Dependent pairs allow us to complete the signature of filter:
fun filter( a : Type, n : int,
            p : a → bool,
            in : array( a, n ) ) → ( m : int ) × array( a, m )
{
    …
}
Now, this signature is not as expressive as we would ideally like it to be. It confirms that filter preserves the type of the array, but it does not promise that it shortens it. Indeed, an implementation that, given array [a, b, c, ...] of length n, would return (n + 1, [a, a, b, c, ...]) while completely ignoring p would be well-typed. Dependent types have a solution for this problem, too, including additional kinds of types such as equality types. As it turns out, dependent types are expressive enough to encode a logical system allowing us to formulate mathematical statements (including, of course, statements about correctness of programs), such that a well-typed program is simultaneously a proof of the statement in its type. This is, however, a topic for another time, as we believe this short excursion is long enough already.

conclusion

We have seen a rather informal introduction to dependent types. However, there is much we have not talked about. Some points left undiscussed are rather important and we leave them as a food for thought for now and hope to discuss them at the seminar.
In particular:
  1. Do type systems come with a cost for the user of a typed language? Are there situations where dynamic typing is preferable? What about dependent types in particular: what are their costs?

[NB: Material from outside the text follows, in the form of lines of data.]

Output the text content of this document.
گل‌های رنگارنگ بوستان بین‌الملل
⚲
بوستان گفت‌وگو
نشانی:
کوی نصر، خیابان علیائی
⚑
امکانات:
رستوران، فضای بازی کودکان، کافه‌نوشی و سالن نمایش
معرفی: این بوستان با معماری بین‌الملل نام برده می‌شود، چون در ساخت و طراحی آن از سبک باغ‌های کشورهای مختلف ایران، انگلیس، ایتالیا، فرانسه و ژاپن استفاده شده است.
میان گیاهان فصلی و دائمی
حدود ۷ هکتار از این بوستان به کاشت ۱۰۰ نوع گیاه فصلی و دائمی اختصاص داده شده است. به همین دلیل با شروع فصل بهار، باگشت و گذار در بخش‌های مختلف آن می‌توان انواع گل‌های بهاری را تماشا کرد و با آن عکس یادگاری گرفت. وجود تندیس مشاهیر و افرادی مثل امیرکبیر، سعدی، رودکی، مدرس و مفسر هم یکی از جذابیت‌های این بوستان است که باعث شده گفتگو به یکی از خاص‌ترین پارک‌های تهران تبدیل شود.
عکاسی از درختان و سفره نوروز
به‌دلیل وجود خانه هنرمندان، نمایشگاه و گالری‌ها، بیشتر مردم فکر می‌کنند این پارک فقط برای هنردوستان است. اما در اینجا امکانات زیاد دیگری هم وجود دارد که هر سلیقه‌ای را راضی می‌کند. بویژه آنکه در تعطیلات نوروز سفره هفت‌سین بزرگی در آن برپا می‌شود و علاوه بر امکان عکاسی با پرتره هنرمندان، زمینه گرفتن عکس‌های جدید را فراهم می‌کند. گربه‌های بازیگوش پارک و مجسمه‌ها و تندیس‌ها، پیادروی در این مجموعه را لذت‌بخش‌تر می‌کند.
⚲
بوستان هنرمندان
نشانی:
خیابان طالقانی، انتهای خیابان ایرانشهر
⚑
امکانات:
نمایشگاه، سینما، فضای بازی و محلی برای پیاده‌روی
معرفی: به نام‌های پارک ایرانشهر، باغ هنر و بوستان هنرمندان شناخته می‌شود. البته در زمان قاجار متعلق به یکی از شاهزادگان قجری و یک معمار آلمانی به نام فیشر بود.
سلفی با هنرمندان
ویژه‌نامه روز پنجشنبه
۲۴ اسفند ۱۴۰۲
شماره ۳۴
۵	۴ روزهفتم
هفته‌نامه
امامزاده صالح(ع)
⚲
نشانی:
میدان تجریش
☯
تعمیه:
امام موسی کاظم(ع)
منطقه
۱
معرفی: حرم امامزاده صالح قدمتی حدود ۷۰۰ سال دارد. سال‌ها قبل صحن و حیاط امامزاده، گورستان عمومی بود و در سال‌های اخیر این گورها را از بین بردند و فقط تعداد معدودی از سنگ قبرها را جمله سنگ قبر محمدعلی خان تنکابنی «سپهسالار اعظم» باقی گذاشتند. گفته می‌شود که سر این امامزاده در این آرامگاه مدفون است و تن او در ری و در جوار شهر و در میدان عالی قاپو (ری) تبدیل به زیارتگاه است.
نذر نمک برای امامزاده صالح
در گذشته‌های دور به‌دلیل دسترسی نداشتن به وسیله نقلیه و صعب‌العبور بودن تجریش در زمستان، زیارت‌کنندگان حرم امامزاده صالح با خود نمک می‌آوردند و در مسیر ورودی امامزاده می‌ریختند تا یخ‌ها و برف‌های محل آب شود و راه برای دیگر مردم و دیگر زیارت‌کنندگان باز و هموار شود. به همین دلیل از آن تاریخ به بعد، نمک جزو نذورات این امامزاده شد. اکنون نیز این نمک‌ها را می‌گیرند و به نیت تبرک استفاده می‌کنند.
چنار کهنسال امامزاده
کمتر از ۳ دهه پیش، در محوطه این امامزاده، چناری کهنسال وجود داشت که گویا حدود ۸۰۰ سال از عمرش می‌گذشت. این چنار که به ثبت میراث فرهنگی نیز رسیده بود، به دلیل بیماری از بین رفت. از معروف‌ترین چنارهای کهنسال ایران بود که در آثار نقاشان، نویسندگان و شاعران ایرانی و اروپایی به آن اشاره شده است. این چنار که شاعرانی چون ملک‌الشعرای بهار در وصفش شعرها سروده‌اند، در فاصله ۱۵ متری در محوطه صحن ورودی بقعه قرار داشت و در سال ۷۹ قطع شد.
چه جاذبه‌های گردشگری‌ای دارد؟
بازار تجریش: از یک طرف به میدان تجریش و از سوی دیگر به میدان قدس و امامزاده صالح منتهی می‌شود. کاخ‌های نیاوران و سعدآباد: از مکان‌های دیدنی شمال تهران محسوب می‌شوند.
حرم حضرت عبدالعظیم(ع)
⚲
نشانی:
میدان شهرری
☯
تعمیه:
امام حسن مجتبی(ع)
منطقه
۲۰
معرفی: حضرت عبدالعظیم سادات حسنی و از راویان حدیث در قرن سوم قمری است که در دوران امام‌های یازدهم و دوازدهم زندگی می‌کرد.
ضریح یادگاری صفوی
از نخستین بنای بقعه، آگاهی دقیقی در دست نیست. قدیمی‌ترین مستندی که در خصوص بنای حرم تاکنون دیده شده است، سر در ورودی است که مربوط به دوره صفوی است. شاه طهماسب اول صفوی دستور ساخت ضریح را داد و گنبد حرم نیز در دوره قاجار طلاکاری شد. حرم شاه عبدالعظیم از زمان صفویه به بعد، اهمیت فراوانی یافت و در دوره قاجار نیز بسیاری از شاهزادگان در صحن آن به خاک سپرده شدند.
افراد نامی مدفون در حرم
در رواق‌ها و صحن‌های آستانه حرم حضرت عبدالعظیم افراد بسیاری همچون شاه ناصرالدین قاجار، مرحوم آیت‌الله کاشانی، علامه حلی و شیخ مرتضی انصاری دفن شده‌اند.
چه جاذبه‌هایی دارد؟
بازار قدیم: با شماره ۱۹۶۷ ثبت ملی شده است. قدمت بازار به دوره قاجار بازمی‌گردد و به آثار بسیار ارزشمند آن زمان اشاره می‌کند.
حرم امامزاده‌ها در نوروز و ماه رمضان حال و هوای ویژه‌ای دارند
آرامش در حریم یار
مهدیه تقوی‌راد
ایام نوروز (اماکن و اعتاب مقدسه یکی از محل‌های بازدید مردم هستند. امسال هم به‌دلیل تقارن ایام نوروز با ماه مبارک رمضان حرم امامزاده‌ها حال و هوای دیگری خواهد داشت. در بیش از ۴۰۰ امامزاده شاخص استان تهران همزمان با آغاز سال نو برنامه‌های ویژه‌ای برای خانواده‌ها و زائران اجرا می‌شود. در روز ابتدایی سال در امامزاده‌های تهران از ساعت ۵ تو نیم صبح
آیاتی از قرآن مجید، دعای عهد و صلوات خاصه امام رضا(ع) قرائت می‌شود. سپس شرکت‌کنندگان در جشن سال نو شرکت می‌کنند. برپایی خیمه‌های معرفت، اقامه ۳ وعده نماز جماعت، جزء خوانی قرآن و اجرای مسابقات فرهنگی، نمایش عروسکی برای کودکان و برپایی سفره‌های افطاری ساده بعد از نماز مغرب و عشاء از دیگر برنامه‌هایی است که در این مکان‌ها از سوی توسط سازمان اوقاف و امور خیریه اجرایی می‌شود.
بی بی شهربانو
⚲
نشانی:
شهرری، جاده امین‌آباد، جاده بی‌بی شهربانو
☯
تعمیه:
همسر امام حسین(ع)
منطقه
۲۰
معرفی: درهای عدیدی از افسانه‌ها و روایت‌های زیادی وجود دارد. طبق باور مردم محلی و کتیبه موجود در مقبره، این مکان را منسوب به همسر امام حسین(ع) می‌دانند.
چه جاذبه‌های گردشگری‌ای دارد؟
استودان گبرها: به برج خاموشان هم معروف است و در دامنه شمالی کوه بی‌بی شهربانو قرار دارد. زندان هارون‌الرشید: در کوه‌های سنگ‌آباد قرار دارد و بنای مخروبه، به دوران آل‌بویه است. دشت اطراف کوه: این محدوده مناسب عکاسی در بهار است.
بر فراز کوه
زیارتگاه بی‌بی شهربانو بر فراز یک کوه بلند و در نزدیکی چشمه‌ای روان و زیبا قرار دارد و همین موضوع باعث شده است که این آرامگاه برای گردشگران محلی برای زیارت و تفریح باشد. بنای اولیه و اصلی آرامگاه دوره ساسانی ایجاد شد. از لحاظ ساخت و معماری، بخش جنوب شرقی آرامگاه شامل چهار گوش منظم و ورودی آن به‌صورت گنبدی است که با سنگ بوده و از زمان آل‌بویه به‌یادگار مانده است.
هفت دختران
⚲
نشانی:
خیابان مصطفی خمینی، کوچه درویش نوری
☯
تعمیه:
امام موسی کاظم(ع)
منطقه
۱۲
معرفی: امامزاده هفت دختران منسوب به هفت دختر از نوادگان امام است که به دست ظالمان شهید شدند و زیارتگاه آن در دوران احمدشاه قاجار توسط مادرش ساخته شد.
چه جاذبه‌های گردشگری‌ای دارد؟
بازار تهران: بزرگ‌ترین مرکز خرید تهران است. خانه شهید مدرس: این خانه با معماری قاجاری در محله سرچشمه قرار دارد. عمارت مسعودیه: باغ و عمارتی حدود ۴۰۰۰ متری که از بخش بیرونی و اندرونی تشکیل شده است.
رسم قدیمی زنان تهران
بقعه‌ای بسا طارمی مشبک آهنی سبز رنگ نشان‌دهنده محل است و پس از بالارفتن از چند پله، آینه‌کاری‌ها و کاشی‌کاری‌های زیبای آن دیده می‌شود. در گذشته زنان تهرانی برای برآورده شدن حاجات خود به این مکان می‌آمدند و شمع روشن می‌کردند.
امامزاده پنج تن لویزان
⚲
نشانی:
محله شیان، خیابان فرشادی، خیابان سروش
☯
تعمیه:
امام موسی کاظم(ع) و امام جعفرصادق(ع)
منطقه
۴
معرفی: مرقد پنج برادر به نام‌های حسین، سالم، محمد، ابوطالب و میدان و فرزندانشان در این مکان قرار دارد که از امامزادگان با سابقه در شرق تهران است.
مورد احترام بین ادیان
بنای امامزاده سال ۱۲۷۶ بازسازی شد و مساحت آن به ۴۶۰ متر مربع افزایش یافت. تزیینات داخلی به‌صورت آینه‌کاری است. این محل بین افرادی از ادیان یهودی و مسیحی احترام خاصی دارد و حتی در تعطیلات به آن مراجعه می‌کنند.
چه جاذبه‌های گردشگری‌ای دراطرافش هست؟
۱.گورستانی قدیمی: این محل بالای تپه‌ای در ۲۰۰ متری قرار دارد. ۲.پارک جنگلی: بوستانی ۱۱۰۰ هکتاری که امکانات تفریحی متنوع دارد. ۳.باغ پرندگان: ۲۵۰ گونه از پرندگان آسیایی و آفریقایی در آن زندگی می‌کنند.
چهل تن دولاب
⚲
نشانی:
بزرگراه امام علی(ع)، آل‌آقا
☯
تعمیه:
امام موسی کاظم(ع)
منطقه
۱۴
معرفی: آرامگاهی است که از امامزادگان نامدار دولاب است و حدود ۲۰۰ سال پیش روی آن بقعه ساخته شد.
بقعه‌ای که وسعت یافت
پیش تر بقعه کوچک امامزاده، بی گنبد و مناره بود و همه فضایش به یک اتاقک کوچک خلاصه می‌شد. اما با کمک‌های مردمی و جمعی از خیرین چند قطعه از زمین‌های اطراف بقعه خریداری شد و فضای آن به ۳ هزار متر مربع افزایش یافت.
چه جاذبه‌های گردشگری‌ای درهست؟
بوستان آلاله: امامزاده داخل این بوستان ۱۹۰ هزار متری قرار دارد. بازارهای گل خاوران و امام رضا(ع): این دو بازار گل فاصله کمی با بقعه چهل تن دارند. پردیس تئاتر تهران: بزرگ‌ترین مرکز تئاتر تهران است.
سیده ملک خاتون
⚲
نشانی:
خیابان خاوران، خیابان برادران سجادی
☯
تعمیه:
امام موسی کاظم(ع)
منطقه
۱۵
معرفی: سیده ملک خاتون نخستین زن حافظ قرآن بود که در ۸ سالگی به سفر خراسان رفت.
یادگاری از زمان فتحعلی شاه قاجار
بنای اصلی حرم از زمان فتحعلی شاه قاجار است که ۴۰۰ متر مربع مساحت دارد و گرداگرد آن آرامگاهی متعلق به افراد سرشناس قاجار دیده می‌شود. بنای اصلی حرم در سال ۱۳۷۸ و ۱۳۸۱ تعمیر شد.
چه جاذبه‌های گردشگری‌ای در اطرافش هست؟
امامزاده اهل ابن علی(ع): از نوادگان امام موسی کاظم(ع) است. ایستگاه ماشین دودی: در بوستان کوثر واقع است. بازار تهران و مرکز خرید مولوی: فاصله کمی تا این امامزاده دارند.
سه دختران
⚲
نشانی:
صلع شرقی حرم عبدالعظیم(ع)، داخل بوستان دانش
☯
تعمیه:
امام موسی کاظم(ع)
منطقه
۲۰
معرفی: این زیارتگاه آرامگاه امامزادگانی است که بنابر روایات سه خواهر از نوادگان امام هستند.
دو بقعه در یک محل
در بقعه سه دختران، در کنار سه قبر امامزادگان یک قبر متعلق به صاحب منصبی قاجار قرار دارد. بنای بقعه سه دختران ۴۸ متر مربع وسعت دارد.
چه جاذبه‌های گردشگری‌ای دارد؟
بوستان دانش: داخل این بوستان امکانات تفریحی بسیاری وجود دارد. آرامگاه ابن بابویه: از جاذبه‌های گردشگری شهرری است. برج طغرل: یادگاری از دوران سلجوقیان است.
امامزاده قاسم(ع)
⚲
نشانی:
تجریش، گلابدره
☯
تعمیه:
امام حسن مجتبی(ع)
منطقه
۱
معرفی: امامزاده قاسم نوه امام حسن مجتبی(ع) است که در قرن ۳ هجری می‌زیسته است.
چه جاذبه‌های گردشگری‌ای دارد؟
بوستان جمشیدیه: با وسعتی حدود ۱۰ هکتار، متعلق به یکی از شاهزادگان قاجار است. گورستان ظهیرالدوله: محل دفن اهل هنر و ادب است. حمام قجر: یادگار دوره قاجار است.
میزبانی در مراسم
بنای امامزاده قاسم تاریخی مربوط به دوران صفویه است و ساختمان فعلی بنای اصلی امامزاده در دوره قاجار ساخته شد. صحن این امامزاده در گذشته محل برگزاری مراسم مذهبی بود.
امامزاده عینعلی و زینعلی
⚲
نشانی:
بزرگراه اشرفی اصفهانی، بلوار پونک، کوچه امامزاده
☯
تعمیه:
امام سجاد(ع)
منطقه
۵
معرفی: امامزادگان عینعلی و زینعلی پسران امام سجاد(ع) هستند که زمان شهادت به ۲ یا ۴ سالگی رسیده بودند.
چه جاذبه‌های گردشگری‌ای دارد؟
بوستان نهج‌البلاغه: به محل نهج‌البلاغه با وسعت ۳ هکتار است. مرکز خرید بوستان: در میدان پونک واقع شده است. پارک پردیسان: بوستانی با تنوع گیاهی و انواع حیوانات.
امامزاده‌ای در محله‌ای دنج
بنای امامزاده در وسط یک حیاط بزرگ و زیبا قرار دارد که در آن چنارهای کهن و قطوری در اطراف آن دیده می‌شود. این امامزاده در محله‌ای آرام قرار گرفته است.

  2. The whole usefulness of dependent-types relies on their effective type-checking. Do you think it is always decidable? If not, is there a sufficient condition that our programming language must satisfy so that its type-checking is decidable? What about type inference?
  3. Consider a type A and a type B( a ) indexed by a : A. Write the types of the first and second projection functions out of (a : A) × B( a ).
  4. Do you see how dependent types can be interpreted as mathematical propositions?